Additional Information about the Merger and Where to Find It

In connection with the proposed transaction, Salesforce filed with the SEC a registration statement on Form S-4 to register the shares of Salesforce common stock to be issued in connection with the merger. The registration statement includes a preliminary proxy statement/prospectus which will be sent to the stockholders of Slack seeking their approval of the transaction-related approvals. Each of Salesforce and Slack may also file amendments or supplements to those documents and any other relevant documents with the SEC regarding the proposed transaction. This document is not a substitute for the proxy statement/prospectus or registration statement or any other document that Salesforce or Slack may file with the SEC. The definitive proxy statement/prospectus (if and when available) will be mailed to stockholders of Salesforce and Slack. INVESTORS AND SECURITY HOLDERS ARE URGED TO READ THE REGISTRATION STATEMENT, PRELIMINARY PROXY STATEMENT/PROSPECTUS AND ANY OTHER RELEVANT DOCUMENTS THAT MAY BE FILED WITH THE SEC, AS WELL AS ANY AMENDMENTS OR SUPPLEMENTS TO THESE DOCUMENTS, CAREFULLY AND IN THEIR ENTIRETY IF AND WHEN THEY BECOME AVAILABLE BECAUSE THEY CONTAIN OR WILL CONTAIN IMPORTANT INFORMATION ABOUT THE PROPOSED TRANSACTION. Investors and security holders can obtain free copies of the registration statement and preliminary proxy statement/prospectus and other documents containing important information about Salesforce, Slack and the proposed transaction, once such documents are filed with the SEC (including the definitive joint proxy statement/prospectus), through the website maintained by the SEC at http://www.sec.gov. Copies of the documents filed with the SEC by Salesforce are available free of charge on Salesforce’s website at www.salesforce.com/investor or by contacting Salesforce’s Investor Relations department at investor@salesforce.com. Copies of the documents filed with the SEC by Slack are available free of charge on Slack’s website at investor.slackhq.com or by contacting Slack’s Investor Relations department at ir@slack.com.

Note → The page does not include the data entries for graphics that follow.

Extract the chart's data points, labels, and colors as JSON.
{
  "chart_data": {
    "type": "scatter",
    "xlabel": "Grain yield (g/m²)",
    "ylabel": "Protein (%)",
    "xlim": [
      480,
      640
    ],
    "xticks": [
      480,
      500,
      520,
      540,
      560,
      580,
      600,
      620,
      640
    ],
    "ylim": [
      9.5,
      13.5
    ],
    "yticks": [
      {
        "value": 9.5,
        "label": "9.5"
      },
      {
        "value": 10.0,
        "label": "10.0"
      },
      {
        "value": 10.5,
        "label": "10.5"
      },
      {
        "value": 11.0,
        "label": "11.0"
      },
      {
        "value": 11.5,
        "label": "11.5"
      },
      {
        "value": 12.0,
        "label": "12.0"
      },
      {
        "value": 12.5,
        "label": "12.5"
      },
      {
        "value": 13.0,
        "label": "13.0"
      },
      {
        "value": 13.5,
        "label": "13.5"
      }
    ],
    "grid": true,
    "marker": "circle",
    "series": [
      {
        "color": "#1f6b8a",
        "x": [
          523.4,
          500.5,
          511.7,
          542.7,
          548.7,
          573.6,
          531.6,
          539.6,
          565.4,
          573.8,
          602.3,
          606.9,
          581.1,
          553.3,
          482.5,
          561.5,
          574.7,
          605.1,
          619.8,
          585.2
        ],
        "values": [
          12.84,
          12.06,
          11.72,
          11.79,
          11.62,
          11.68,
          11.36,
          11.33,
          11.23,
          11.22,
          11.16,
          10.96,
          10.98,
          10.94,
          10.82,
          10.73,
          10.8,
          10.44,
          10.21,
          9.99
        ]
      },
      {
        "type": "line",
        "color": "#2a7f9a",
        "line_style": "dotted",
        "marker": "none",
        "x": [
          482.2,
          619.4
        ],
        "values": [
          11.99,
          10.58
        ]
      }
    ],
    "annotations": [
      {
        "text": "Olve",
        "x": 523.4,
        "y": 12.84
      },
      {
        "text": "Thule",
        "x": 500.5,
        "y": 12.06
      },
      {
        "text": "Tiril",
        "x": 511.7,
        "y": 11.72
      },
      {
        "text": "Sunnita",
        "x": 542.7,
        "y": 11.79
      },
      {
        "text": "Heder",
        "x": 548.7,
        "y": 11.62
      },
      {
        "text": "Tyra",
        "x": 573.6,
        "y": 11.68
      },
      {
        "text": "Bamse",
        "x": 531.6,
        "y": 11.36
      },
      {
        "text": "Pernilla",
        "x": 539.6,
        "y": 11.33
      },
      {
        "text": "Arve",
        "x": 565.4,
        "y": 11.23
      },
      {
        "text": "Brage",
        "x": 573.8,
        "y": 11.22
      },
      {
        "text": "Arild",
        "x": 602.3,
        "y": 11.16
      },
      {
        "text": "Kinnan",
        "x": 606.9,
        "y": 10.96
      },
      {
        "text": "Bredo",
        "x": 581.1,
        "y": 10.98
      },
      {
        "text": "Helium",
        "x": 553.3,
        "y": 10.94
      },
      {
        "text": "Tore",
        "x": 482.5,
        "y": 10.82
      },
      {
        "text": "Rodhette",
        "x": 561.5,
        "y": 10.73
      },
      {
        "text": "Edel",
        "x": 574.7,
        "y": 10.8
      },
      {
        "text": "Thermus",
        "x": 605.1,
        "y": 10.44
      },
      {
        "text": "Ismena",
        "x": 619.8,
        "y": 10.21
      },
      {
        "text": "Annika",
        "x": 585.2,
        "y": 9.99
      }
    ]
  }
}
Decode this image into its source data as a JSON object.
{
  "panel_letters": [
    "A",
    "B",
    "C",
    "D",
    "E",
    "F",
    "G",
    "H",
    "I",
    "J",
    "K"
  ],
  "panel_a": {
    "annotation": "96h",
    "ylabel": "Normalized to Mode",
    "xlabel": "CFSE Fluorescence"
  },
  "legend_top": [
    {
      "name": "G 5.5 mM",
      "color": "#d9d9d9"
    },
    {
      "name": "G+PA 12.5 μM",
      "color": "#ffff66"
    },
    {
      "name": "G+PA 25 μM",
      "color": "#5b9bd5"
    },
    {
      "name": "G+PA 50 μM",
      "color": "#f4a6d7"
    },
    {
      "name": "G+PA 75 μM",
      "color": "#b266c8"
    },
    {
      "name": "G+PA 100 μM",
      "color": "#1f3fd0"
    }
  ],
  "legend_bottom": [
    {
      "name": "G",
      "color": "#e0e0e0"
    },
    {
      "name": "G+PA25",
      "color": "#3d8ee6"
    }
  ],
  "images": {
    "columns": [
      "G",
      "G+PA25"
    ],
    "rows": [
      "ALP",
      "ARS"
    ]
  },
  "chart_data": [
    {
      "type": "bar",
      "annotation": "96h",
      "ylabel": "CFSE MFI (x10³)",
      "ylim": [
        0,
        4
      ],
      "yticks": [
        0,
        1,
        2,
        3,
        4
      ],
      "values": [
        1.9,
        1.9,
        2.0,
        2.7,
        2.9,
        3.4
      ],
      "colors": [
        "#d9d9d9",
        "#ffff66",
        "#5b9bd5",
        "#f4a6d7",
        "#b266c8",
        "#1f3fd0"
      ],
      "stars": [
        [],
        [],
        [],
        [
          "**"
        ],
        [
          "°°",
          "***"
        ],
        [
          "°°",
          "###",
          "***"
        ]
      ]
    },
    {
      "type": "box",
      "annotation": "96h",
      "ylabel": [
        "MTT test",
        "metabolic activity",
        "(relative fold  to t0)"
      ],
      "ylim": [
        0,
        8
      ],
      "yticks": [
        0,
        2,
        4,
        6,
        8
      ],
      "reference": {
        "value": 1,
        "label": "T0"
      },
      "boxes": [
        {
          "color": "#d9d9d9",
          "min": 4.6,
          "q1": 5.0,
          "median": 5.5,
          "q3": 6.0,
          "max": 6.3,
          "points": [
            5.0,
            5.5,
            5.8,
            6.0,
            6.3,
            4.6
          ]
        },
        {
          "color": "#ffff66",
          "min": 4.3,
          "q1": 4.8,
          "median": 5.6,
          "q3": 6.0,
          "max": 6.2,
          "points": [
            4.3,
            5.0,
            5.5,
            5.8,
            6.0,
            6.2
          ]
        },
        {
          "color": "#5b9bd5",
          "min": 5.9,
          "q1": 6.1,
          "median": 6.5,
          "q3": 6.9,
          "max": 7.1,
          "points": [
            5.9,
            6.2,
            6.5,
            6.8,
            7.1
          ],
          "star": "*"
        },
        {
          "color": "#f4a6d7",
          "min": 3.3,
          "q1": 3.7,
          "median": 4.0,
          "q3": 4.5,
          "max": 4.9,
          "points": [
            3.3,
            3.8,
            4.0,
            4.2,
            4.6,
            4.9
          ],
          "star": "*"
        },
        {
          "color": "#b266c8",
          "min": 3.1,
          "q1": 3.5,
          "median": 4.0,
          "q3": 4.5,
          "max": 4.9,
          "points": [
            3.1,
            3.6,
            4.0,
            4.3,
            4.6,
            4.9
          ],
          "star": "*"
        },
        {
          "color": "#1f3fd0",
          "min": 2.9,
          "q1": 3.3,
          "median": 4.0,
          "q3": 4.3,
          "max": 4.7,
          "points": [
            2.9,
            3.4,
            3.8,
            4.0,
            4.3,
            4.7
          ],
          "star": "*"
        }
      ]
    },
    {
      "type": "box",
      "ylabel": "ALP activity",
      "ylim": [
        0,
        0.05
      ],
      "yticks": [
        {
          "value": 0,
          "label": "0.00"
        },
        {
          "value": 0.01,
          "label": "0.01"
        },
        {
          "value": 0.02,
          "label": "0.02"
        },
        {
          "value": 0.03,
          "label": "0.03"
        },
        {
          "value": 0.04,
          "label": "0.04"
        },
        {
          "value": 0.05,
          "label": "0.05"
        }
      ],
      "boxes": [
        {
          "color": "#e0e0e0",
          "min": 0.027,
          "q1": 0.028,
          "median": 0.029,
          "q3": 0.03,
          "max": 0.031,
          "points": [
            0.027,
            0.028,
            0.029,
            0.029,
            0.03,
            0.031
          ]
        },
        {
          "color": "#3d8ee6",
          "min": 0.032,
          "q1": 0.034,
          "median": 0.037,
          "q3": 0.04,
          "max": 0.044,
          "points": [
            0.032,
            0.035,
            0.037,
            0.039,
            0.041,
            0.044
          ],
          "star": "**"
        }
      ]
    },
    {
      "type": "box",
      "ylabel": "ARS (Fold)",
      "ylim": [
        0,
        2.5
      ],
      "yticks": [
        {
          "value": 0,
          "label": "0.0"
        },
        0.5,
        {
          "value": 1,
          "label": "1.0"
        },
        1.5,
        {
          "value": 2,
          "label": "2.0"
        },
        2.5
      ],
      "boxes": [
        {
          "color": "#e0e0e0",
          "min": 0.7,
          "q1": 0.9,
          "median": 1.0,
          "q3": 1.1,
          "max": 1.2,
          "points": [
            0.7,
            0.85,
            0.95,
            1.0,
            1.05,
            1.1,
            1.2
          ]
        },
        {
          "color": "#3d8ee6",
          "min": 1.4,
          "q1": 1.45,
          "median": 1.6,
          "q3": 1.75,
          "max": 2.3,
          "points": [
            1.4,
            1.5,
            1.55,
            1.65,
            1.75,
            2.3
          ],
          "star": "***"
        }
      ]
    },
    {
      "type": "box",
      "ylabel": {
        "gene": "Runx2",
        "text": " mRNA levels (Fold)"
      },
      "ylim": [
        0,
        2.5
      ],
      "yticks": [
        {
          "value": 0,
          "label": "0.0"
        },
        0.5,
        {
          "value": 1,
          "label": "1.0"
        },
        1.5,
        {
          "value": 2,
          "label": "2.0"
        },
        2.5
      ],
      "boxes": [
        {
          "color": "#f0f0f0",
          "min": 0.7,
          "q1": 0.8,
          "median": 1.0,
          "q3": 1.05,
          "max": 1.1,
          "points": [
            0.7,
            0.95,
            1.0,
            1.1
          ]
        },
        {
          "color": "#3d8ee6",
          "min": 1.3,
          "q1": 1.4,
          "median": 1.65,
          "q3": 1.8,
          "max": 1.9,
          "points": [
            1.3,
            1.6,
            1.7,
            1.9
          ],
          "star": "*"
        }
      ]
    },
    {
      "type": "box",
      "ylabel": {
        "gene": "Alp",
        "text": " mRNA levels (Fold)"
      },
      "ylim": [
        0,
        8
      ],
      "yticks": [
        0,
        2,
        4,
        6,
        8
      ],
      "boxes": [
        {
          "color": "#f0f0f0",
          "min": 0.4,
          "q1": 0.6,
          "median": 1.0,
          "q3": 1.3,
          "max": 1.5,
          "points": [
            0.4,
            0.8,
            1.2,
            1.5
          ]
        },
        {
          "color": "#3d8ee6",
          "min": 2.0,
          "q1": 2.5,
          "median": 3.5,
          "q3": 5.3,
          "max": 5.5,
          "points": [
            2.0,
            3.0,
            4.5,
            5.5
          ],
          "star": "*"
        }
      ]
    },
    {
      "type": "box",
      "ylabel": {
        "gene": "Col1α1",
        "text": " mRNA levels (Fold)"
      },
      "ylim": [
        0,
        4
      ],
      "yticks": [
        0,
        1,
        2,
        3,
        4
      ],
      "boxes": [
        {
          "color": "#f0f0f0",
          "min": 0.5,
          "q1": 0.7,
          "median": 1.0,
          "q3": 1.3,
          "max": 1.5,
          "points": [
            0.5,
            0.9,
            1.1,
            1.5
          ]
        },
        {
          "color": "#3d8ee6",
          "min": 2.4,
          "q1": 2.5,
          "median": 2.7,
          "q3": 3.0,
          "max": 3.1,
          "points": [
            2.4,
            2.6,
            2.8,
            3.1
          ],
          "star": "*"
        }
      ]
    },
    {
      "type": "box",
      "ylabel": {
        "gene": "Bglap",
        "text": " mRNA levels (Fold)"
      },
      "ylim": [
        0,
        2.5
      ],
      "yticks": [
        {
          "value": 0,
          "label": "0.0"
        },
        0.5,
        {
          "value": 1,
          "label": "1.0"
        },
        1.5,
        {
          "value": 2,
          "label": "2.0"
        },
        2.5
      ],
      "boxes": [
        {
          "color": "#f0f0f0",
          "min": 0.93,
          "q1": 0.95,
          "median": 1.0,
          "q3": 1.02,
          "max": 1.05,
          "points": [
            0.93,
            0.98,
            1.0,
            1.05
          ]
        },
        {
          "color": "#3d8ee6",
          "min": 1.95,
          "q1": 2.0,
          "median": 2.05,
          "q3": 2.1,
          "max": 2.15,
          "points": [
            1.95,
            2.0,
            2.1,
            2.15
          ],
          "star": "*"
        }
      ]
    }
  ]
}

Participants in the Solicitation

Salesforce, Slack and certain of their respective directors and executive officers may be deemed to be participants in the solicitation of proxies in respect of the proposed transaction. Information about the directors and executive officers of Salesforce, including a description of their direct or indirect interests, by security holdings or otherwise, is set forth in Salesforce’s proxy statement for its 2020 Annual Meeting of Stockholders, which was filed with the SEC on May 1, 2020, and Salesforce’s Annual Report on Form 10-K for the fiscal year ended January 31, 2020, which was filed with the SEC on March 5, 2020, as well as in a Form 8-K filed by Salesforce with the SEC on June 1, 2020. Information about the directors and executive officers of Slack, including a description of their direct or indirect interests, by security holdings or otherwise, is set forth in Slack’s proxy statement for its 2020 Annual Meeting of Stockholders, which was filed with the SEC on May 5, 2020, and Slack’s Annual Report on Form 10-K for the fiscal year ended January 31, 2020, which was filed with the SEC on March 12, 2020. Other information regarding the participants in the proxy solicitations and a description of their direct and indirect interests, by security holdings or otherwise, is contained in the preliminary proxy statement/prospectus and other relevant materials to be filed with the SEC regarding the proposed transaction when such materials become available (including the definitive proxy statement/prospectus). Investors should read the preliminary proxy statement/prospectus carefully before making any voting or investment decisions. You may obtain free copies of these documents from Salesforce or Slack using the sources indicated above.